Even the cloud solution is not trivial, it requires manual (read programmatic) starting and stopping of transcoding threads, and finding a smart way to balance cost vs availability. As there’s a cost for keeping a transcoder up, even if idle/unused, and it can take a minute or 2 to start one, the way to go about instantly processing new feeds will be to maintain a pool of idle, “on standby” workers. Logic of how many at a certain time can be improved over time, we’ll start with letting that be a fixed number (i.e. 1 or 2 or 5, easily adjustable manually).
AWS MediaLive was chosen for this architecture, and cost has been the decisive factor. Unlike other providers they charge per input/output and differentiate HD from SD in pricing each. Final price tag ended up being some $1.2/hour for on demand transcoding, and down to under $0.4 by using reservations.
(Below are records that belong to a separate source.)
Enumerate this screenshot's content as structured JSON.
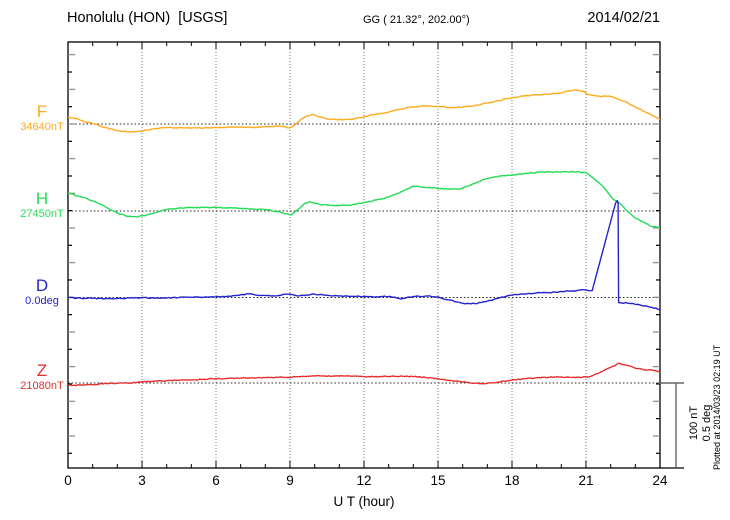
{
  "header": {
    "title": "Honolulu (HON)  [USGS]",
    "coordinates": "GG ( 21.32°, 202.00°)",
    "date": "2014/02/21"
  },
  "x_axis": {
    "label": "U T (hour)",
    "tick_labels": [
      "0",
      "3",
      "6",
      "9",
      "12",
      "15",
      "18",
      "21",
      "24"
    ],
    "minor_tick_hours": 1,
    "range_hours": [
      0,
      24
    ]
  },
  "scale_bar": {
    "labels": [
      "100 nT",
      "0.5 deg"
    ]
  },
  "footer_note": "Plotted at 2014/03/23 02:19 UT",
  "chart_data": {
    "type": "line",
    "title": "Honolulu (HON) [USGS] magnetogram for 2014/02/21",
    "xlabel": "U T (hour)",
    "x_range": [
      0,
      24
    ],
    "grid": "dotted vertical gridlines every 3 hours; dotted horizontal baseline per channel",
    "legend_position": "left margin channel labels",
    "y_scale": {
      "nT_per_division": 100,
      "deg_per_division": 0.5
    },
    "series": [
      {
        "name": "F",
        "baseline_label": "34640nT",
        "baseline_value": 34640,
        "unit": "nT",
        "color": "#ffaa1e",
        "points": [
          [
            0,
            8.1
          ],
          [
            0.3,
            6.5
          ],
          [
            0.6,
            3.5
          ],
          [
            1,
            0.6
          ],
          [
            1.5,
            -4.0
          ],
          [
            2,
            -7.5
          ],
          [
            2.4,
            -9.0
          ],
          [
            2.8,
            -8.7
          ],
          [
            3.2,
            -7.0
          ],
          [
            3.6,
            -5.2
          ],
          [
            4,
            -4.0
          ],
          [
            4.5,
            -4.3
          ],
          [
            5,
            -4.6
          ],
          [
            5.5,
            -4.6
          ],
          [
            6,
            -4.0
          ],
          [
            6.5,
            -3.5
          ],
          [
            7,
            -3.5
          ],
          [
            7.5,
            -4.0
          ],
          [
            8,
            -2.9
          ],
          [
            8.5,
            -2.3
          ],
          [
            9,
            -4.4
          ],
          [
            9.3,
            1.5
          ],
          [
            9.6,
            8.1
          ],
          [
            9.9,
            11.2
          ],
          [
            10.2,
            8.1
          ],
          [
            10.5,
            5.8
          ],
          [
            11,
            5.2
          ],
          [
            11.5,
            5.2
          ],
          [
            12,
            8.7
          ],
          [
            12.5,
            11.5
          ],
          [
            13,
            13.8
          ],
          [
            13.5,
            17.3
          ],
          [
            14,
            19.6
          ],
          [
            14.5,
            20.8
          ],
          [
            15,
            20.2
          ],
          [
            15.5,
            19.0
          ],
          [
            16,
            19.6
          ],
          [
            16.5,
            21.3
          ],
          [
            17,
            24.2
          ],
          [
            17.5,
            27.1
          ],
          [
            18,
            30.6
          ],
          [
            18.5,
            32.3
          ],
          [
            19,
            34.0
          ],
          [
            19.5,
            34.5
          ],
          [
            20,
            35.8
          ],
          [
            20.5,
            39.2
          ],
          [
            20.9,
            38.0
          ],
          [
            21.05,
            34.2
          ],
          [
            21.5,
            32.3
          ],
          [
            22,
            31.7
          ],
          [
            22.3,
            28.8
          ],
          [
            22.7,
            24.2
          ],
          [
            23,
            19.6
          ],
          [
            23.4,
            13.8
          ],
          [
            23.7,
            9.8
          ],
          [
            24,
            5.2
          ]
        ]
      },
      {
        "name": "H",
        "baseline_label": "27450nT",
        "baseline_value": 27450,
        "unit": "nT",
        "color": "#22dc55",
        "points": [
          [
            0,
            20.8
          ],
          [
            0.4,
            17.3
          ],
          [
            0.8,
            13.8
          ],
          [
            1.2,
            9.2
          ],
          [
            1.6,
            3.5
          ],
          [
            2,
            -2.3
          ],
          [
            2.4,
            -6.3
          ],
          [
            2.8,
            -6.9
          ],
          [
            3.2,
            -4.6
          ],
          [
            3.6,
            -1.2
          ],
          [
            4,
            1.7
          ],
          [
            4.5,
            3.5
          ],
          [
            5,
            4.0
          ],
          [
            5.5,
            4.0
          ],
          [
            6,
            4.0
          ],
          [
            6.5,
            3.5
          ],
          [
            7,
            2.9
          ],
          [
            7.5,
            2.3
          ],
          [
            8,
            1.7
          ],
          [
            8.5,
            -0.6
          ],
          [
            9,
            -4.6
          ],
          [
            9.3,
            1.2
          ],
          [
            9.6,
            8.9
          ],
          [
            9.8,
            10.7
          ],
          [
            10.2,
            7.5
          ],
          [
            10.5,
            6.9
          ],
          [
            11,
            6.3
          ],
          [
            11.5,
            6.9
          ],
          [
            12,
            9.8
          ],
          [
            12.5,
            12.7
          ],
          [
            13,
            16.1
          ],
          [
            13.5,
            22.0
          ],
          [
            14,
            28.8
          ],
          [
            14.5,
            27.2
          ],
          [
            15,
            26.1
          ],
          [
            15.4,
            25.4
          ],
          [
            15.8,
            25.0
          ],
          [
            16.2,
            28.8
          ],
          [
            16.6,
            33.4
          ],
          [
            17,
            37.5
          ],
          [
            17.5,
            40.4
          ],
          [
            18,
            41.5
          ],
          [
            18.5,
            43.2
          ],
          [
            19,
            44.6
          ],
          [
            19.5,
            45.0
          ],
          [
            20,
            44.8
          ],
          [
            20.5,
            45.3
          ],
          [
            21,
            44.2
          ],
          [
            21.3,
            38.0
          ],
          [
            21.7,
            28.0
          ],
          [
            22.1,
            13.5
          ],
          [
            22.4,
            8.1
          ],
          [
            22.7,
            -0.8
          ],
          [
            23,
            -8.1
          ],
          [
            23.3,
            -12.3
          ],
          [
            23.6,
            -17.3
          ],
          [
            24,
            -18.8
          ]
        ]
      },
      {
        "name": "D",
        "baseline_label": "0.0deg",
        "baseline_value": 0.0,
        "unit": "deg",
        "color": "#2323cc",
        "points": [
          [
            0,
            0.0
          ],
          [
            0.5,
            -0.004
          ],
          [
            1,
            -0.005
          ],
          [
            1.5,
            -0.007
          ],
          [
            2,
            -0.006
          ],
          [
            2.5,
            -0.003
          ],
          [
            3,
            0.0
          ],
          [
            3.5,
            -0.004
          ],
          [
            4,
            -0.003
          ],
          [
            4.5,
            0.0
          ],
          [
            5,
            0.001
          ],
          [
            5.5,
            0.002
          ],
          [
            6,
            0.004
          ],
          [
            6.5,
            0.008
          ],
          [
            7,
            0.016
          ],
          [
            7.4,
            0.022
          ],
          [
            7.8,
            0.012
          ],
          [
            8.3,
            0.01
          ],
          [
            8.9,
            0.019
          ],
          [
            9.4,
            0.01
          ],
          [
            9.9,
            0.02
          ],
          [
            10.4,
            0.013
          ],
          [
            11,
            0.009
          ],
          [
            11.5,
            0.007
          ],
          [
            12,
            0.006
          ],
          [
            12.5,
            0.004
          ],
          [
            13,
            0.006
          ],
          [
            13.5,
            -0.008
          ],
          [
            14,
            0.006
          ],
          [
            14.5,
            0.008
          ],
          [
            15,
            0.004
          ],
          [
            15.4,
            -0.013
          ],
          [
            16,
            -0.033
          ],
          [
            16.5,
            -0.036
          ],
          [
            17,
            -0.021
          ],
          [
            17.5,
            -0.001
          ],
          [
            18,
            0.013
          ],
          [
            18.5,
            0.021
          ],
          [
            19,
            0.027
          ],
          [
            19.5,
            0.028
          ],
          [
            20,
            0.035
          ],
          [
            20.5,
            0.038
          ],
          [
            21,
            0.044
          ],
          [
            21.25,
            0.04
          ],
          [
            22.2,
            0.545
          ],
          [
            22.27,
            0.559
          ],
          [
            22.3,
            0.545
          ],
          [
            22.32,
            -0.029
          ],
          [
            22.7,
            -0.033
          ],
          [
            23,
            -0.04
          ],
          [
            23.5,
            -0.052
          ],
          [
            24,
            -0.069
          ]
        ]
      },
      {
        "name": "Z",
        "baseline_label": "21080nT",
        "baseline_value": 21080,
        "unit": "nT",
        "color": "#e62e2e",
        "points": [
          [
            0,
            -2.7
          ],
          [
            0.5,
            -2.3
          ],
          [
            1,
            -1.9
          ],
          [
            1.5,
            -0.4
          ],
          [
            2,
            -0.4
          ],
          [
            2.5,
            0.0
          ],
          [
            3,
            1.2
          ],
          [
            3.5,
            2.3
          ],
          [
            4,
            2.7
          ],
          [
            4.5,
            3.1
          ],
          [
            5,
            3.5
          ],
          [
            5.5,
            4.3
          ],
          [
            6,
            5.0
          ],
          [
            6.5,
            5.4
          ],
          [
            7,
            5.8
          ],
          [
            7.5,
            6.0
          ],
          [
            8,
            6.1
          ],
          [
            8.5,
            6.3
          ],
          [
            9,
            6.5
          ],
          [
            9.5,
            7.7
          ],
          [
            10,
            8.1
          ],
          [
            10.5,
            7.7
          ],
          [
            11,
            8.1
          ],
          [
            11.5,
            7.7
          ],
          [
            12,
            7.3
          ],
          [
            12.5,
            7.5
          ],
          [
            13,
            7.3
          ],
          [
            13.5,
            8.1
          ],
          [
            14,
            7.3
          ],
          [
            14.5,
            6.5
          ],
          [
            15,
            5.0
          ],
          [
            15.5,
            3.1
          ],
          [
            16,
            1.2
          ],
          [
            16.5,
            -0.4
          ],
          [
            17,
            -0.4
          ],
          [
            17.5,
            1.2
          ],
          [
            18,
            3.5
          ],
          [
            18.5,
            5.0
          ],
          [
            19,
            6.1
          ],
          [
            19.5,
            6.6
          ],
          [
            20,
            6.9
          ],
          [
            20.5,
            6.6
          ],
          [
            21,
            6.9
          ],
          [
            21.3,
            8.9
          ],
          [
            21.7,
            13.8
          ],
          [
            22,
            18.0
          ],
          [
            22.35,
            22.7
          ],
          [
            22.6,
            20.8
          ],
          [
            23,
            16.9
          ],
          [
            23.5,
            15.0
          ],
          [
            24,
            13.5
          ]
        ]
      }
    ]
  }
}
Here’s the open-sourced solution, courtesy of yet another anonymous benevolent client. Some details have been altered to protect their interests.
Does it scale?
Like a charm. AWS transparently allocates transcoding resources for as much as you’d need. Note that there’s a default limit of 5 MediaLive channels and 5 inputs, which is mostly in place to prevent you (i.e. your test scripts) from creating too many by mistake and max out your bill. You can easily raise the limit via AWS Support.
Is it fast?
It depends. And I’m talking about how fast after requesting a transcoder thread you’d get it to actually output transcoded content. And that’s 2-3 seconds if you have one in standby or 1-2 minutes if you don’t. Deciding how many to keep in standby to trade speed vs cost is the key issue here, and while you’ll be good with a fixed amount for starters, the algorithm can be later improved with “rush hour” variations or even smartly adjusted based on stats or machine learning. The coding of that is deliberately decoupled so that it can be easily improved upon.
Is it worth it?
It has been for this project. Rather uncommonly, it only needed live transcoding to 3 SD resolutions from a HD source. May it have to also need HD outputs in the future, that will raise the MediaLive cost to $2.5-3 per hour, so still competitive as compared to Wowza Cloud at $3.5-6 or Azure Media Services at $2.5-3.5
Note that setting up a home-grown solution can bring the price down to $.2 for CPU transcoding and $.1 for GPU. This does however require extra software, skill, maintenance and infrastructure.